The American Red Cross is $339 million in debt and was recently "forced" to use a $100 million reserve to pay for renovations to its blood centers and computer systems and to increase employee wages, making it necessary to increase blood costs, the Times reports. Part of the increased costs is due to a new blood filtering system meant to improve blood safety by removing leukocytes, white blood cells that can cause adverse immune reactions in recipients (Ornstein/Hernandez, Los Angeles Times, 7/30). The process adds about $35 to $40 to the cost of a pint of blood, and many hospitals have seen their blood costs double as a result. Also likely to reduce supply and drive up the cost of blood are strict new safety measures against mad-cow disease, under which the Red Cross will in September stop taking blood from anyone who has spent more than three months in Britain or six months in Europe. Critics say that the Red Cross, after coming under fire in the 1980s for "failing to safeguard the nation's blood supply against" AIDS, may now be "overreacting" to public health scares (Johannes, Wall Street Journal, 7/30). In addition to the new leukocyte filtering process, the Red Cross has also begun nucleic acid testing blood for viruses such HIV. The test can detect such viruses even before antibodies are present in the blood, but adds to costs (Los Angeles Times, 7/30).
Charging for Blood
As the blood shortage continues, some hospitals and blood banks are considering paying donors for their blood.

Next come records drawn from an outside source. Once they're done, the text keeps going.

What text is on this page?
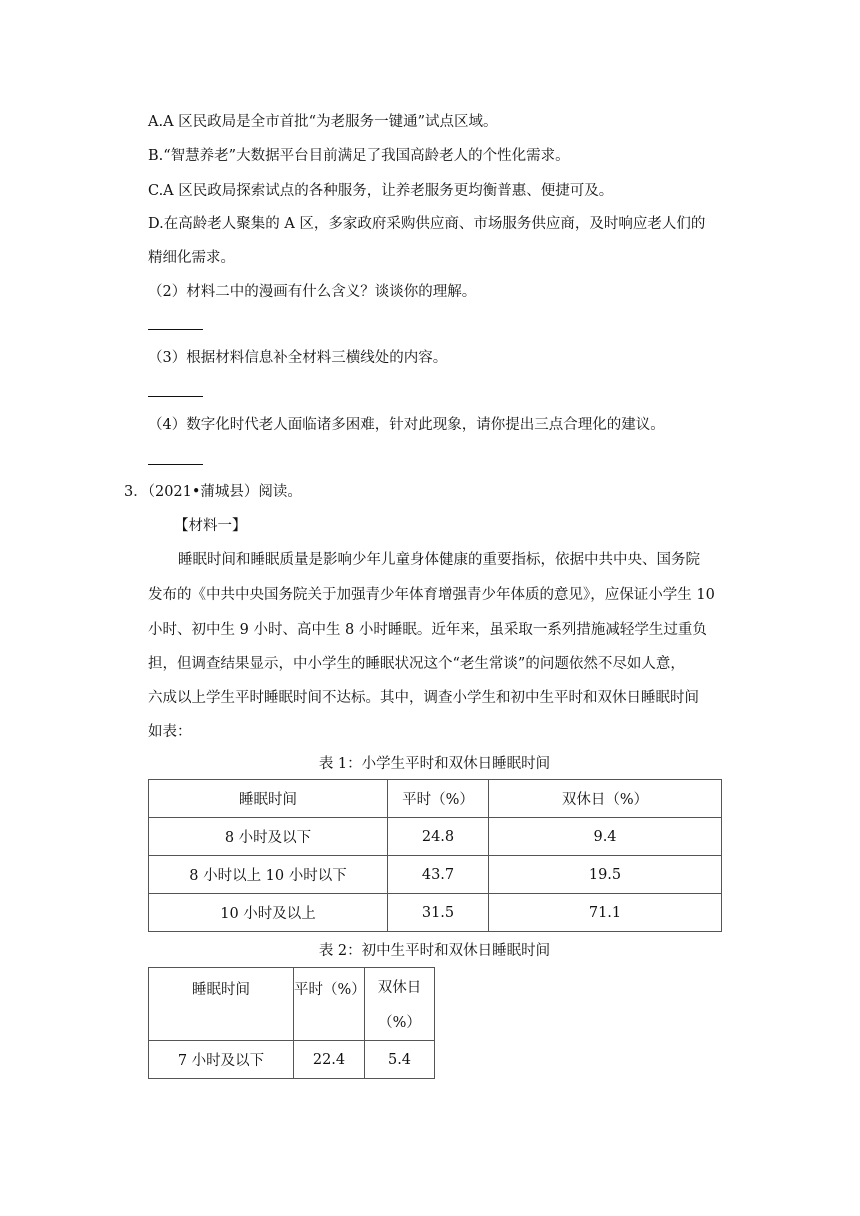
A.A 区民政局是全市首批“为老服务一键通”试点区域。
B.“智慧养老”大数据平台目前满足了我国高龄老人的个性化需求。
C.A 区民政局探索试点的各种服务，让养老服务更均衡普惠、便捷可及。
D.在高龄老人聚集的 A 区，多家政府采购供应商、市场服务供应商，及时响应老人们的
精细化需求。
（2）材料二中的漫画有什么含义？谈谈你的理解。
（3）根据材料信息补全材料三横线处的内容。
（4）数字化时代老人面临诸多困难，针对此现象，请你提出三点合理化的建议。
3．（2021•蒲城县）阅读。
【材料一】
睡眠时间和睡眠质量是影响少年儿童身体健康的重要指标，依据中共中央、国务院
发布的《中共中央国务院关于加强青少年体育增强青少年体质的意见》，应保证小学生 10
小时、初中生 9 小时、高中生 8 小时睡眠。近年来，虽采取一系列措施减轻学生过重负
担，但调查结果显示，中小学生的睡眠状况这个“老生常谈”的问题依然不尽如人意，
六成以上学生平时睡眠时间不达标。其中，调查小学生和初中生平时和双休日睡眠时间
如表：
表 1：小学生平时和双休日睡眠时间
睡眠时间	平时（%）	双休日（%）
8 小时及以下	24.8	9.4
8 小时以上 10 小时以下	43.7	19.5
10 小时及以上	31.5	71.1
表 2：初中生平时和双休日睡眠时间
睡眠时间	平时（%）	双休日
（%）

7 小时及以下	22.4	5.4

Critics, including some ethicists and health officials, said that paying donors would "compromise the safety [of the blood supply]" by "encouraging" people to lie about their medical history and their behavioral risk factors. "The safest blood donor is the volunteer donor that donates for altruistic reasons," Red Cross Senior Vice President Jackie Fredrick said. "Clearly, the experience with the AIDS epidemic has created an environment in which ... blood bankers tend to bend over backward to do almost anything they can think of to improve the safety [of the blood supply]," Dr. Jeffrey McCullough, editor of Transfusion magazine and a professor of laboratory medicine at the University of Minnesota, said. However, those in favor of the pay-for-donation plan contend that blood screening processes today are "so advanced" that the safety of blood collected would not be compromised. They also argue that donors already get "incentives" such as paid time off work or food. In addition, they note that many collection centers already pay donors for platelets, blood components that cause clotting, as platelet donation is "more arduous and time-consuming" than regular plasma donation and as the platelet shortage is "even more severe" than the blood shortage (Hernandez, Los Angeles Times, 7/30).